Blind Compassion and Neurotic Tolerance
In the beginning, the love bombs outweigh the neglect and abuse, so the empath can justify the tolerance. She may even puff herself up with stories about how spiritual, compassionate, and unconditionally loving she is. She very likely justifies staying in the relationship with stories like, “Wow, I’m learning so much in this relationship! How else would I learn unconditional love unless I was tested this much? How grateful I am to my Love School teacher… ” (And yes, this too is true.)
Yet, as Robert Augustus Masters writes in his book Spiritual Bypassing: When Spirituality Disconnects Us from What Really Matters, this kind of ‘blind compassion’ is really conflict avoidance in holy drag.
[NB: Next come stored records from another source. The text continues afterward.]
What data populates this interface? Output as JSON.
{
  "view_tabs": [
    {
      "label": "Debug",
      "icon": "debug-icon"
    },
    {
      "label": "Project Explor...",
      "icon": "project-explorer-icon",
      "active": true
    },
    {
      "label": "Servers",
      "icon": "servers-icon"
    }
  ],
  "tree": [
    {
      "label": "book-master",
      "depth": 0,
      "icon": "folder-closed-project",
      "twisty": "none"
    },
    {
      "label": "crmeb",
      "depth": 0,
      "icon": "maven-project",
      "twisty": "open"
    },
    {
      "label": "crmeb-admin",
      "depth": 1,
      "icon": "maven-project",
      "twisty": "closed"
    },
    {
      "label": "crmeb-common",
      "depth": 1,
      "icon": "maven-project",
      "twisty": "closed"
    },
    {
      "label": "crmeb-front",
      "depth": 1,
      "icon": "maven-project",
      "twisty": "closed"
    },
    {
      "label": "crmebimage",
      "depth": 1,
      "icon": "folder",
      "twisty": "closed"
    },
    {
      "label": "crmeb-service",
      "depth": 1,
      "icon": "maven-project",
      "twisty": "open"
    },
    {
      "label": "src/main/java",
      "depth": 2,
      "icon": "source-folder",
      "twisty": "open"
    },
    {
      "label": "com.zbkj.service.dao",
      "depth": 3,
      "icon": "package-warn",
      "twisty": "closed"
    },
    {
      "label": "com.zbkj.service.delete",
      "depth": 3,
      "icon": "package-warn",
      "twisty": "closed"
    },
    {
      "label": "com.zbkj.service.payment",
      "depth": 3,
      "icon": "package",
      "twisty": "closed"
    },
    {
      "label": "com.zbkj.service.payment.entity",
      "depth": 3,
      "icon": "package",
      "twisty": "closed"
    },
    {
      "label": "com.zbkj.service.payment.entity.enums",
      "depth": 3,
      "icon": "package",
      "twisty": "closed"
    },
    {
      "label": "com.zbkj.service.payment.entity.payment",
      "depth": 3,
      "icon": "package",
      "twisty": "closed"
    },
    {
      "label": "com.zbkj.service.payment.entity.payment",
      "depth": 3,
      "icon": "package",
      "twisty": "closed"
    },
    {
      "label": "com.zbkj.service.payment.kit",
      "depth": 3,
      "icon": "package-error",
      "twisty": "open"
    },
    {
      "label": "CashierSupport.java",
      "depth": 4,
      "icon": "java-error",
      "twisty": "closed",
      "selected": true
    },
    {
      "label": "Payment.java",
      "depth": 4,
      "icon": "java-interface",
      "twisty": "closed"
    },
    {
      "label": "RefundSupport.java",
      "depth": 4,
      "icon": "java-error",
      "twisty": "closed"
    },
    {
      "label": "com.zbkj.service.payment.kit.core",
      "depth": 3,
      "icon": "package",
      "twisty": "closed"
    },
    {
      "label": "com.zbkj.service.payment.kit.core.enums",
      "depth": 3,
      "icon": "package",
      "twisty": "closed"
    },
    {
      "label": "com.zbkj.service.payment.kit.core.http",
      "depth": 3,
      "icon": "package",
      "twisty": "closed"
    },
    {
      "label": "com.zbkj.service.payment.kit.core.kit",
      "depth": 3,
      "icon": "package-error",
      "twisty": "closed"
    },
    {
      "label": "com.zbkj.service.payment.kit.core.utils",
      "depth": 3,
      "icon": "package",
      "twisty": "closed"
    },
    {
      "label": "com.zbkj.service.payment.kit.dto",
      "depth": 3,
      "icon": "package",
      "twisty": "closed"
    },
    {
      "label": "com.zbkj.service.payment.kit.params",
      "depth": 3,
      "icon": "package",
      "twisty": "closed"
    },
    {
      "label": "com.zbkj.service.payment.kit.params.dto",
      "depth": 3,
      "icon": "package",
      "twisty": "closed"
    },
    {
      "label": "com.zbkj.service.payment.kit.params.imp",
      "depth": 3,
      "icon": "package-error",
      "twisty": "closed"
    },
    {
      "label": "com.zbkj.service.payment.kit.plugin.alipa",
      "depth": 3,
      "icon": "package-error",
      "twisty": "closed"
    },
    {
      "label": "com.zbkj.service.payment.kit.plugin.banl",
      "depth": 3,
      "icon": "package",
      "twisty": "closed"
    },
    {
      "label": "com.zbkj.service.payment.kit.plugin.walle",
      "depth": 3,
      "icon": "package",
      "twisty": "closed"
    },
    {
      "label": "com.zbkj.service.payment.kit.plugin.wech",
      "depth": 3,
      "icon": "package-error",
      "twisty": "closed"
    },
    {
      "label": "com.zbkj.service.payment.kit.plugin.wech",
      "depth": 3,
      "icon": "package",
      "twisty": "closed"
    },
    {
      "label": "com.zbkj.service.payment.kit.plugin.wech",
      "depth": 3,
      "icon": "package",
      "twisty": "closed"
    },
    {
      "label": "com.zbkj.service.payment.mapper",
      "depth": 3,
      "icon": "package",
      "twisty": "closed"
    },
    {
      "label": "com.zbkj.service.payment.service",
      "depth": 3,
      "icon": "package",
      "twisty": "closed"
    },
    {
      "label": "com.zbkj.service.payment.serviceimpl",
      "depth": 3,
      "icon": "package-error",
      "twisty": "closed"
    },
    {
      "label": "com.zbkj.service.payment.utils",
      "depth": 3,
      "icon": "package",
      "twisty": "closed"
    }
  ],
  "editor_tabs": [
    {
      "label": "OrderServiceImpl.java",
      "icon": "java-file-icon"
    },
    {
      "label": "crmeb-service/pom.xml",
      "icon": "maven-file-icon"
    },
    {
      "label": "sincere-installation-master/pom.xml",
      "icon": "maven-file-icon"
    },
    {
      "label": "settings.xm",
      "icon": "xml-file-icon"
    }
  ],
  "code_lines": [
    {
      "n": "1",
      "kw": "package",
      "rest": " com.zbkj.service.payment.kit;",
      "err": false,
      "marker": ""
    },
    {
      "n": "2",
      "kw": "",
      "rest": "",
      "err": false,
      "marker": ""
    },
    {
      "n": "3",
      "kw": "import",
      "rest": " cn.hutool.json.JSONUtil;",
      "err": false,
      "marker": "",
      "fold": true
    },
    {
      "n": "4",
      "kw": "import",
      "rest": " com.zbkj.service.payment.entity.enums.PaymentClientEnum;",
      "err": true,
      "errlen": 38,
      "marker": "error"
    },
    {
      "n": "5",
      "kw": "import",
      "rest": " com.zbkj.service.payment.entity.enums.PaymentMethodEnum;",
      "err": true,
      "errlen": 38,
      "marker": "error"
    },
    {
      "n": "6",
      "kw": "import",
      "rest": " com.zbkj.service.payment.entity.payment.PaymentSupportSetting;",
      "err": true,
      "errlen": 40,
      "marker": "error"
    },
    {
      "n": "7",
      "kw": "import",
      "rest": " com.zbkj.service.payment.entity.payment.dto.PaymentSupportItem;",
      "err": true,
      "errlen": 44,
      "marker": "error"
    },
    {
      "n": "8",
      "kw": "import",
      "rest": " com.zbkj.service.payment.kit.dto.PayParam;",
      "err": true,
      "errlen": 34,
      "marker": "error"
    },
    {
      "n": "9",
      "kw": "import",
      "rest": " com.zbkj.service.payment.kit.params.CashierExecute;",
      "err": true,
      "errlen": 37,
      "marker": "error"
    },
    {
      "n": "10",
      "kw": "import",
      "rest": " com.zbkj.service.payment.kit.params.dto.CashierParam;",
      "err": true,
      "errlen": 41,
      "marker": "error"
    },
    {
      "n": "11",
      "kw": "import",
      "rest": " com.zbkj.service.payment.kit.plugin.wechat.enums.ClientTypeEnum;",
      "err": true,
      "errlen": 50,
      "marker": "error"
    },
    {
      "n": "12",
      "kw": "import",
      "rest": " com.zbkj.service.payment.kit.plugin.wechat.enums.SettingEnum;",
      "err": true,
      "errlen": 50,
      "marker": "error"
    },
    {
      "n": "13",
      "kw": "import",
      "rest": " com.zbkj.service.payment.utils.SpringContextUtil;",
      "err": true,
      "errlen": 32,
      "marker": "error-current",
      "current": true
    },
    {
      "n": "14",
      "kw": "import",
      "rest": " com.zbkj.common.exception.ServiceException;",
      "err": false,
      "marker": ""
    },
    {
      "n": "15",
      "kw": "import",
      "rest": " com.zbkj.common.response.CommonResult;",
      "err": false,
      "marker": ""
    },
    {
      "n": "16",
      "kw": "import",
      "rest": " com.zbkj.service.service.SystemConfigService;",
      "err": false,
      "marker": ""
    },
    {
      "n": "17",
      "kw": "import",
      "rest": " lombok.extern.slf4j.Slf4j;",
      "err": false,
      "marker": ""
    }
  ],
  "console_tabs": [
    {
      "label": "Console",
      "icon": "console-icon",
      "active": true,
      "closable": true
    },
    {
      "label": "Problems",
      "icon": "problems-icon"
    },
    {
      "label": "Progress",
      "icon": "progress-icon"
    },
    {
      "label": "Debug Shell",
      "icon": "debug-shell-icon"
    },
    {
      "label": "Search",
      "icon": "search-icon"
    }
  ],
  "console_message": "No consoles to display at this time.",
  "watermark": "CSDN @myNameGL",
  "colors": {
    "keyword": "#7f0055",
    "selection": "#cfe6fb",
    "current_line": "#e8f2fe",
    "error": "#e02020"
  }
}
This spiritualising way of rationalising unacceptable behaviour in another is simply evidence of an inability or unwillingness to set and enforce healthy boundaries, which are a natural side effect of self-care, self-love, and self-respect.
Healthy boundaries are simply a healthy person’s way of saying, ‘This is what’s OK and not OK in this relationship.’ Then if someone can’t or won’t respect the healthy boundaries, the healthy person simply withdraws. We teach people how to treat us.
Empaths Often Learn to Prioritise the Needs of Others Over Their Own
Empaths have usually been conditioned early in childhood to prioritise the needs of others over their own needs. Although empaths tend to be very expertly attuned to the needs of others, they often have little to no awareness of what they need themselves. This causes a toxic imbalance, since healthy and conscious relating with others requires that all parties be aware of their own needs; that they care about the needs of others; that they express and get these needs met in healthy ways, and prioritise meeting the needs of others as equally important — but not more important — than meeting their own needs.
Often, the most empathic, intuitive, sensitive children grew up in abusive or neglectful homes. (Or perhaps abusive or neglectful homes breed empathic, intuitive, sensitive adults. Chicken or egg?) These beautiful little children did not learn what healthy children learn — to prioritise self and others equally. While budding little empaths grew up, they learned to attune to the needs of others as a survival mechanism. This was a necessary adaptation at the time! This pattern can be a gift, opening up spiritual connection, psychic channels, and powerful healing abilities. But the very tool that kept them alive makes empaths vulnerable to victimisation in adulthood.
Many empaths were raised with narcissistic parents (most abusive parents and addicts have narcissistic traits) who violated their boundaries repetitively and never taught them to be aware of their own needs. As a result, empaths grow up normalising such behaviour. Painful though it may be, abuse is a comfort zone — until it’s not.
Being an Empath Is a Gift
Lest you misunderstand, don’t think for a moment that being an empath is just a handicap! While it’s important to bring into conscious awareness the shadow side of being an empath, being an empath is a beautiful gift, especially given the state of the planet right now. Once you’re free from the hooks of co-dependence that often ride shotgun with being an empath, you’re just what the doctor ordered in order to help this planet heal.
Just because you’re an empath doesn’t mean you’re co-dependent, but often, the two go hand-in-hand. If you’re aware of the tendency toward co-dependence and do the hard work to interrupt this pattern, set and enforce boundaries, and keep your energy field sovereign and clear, you can keep all the gifts of being an empath without being at the mercy of its shadows.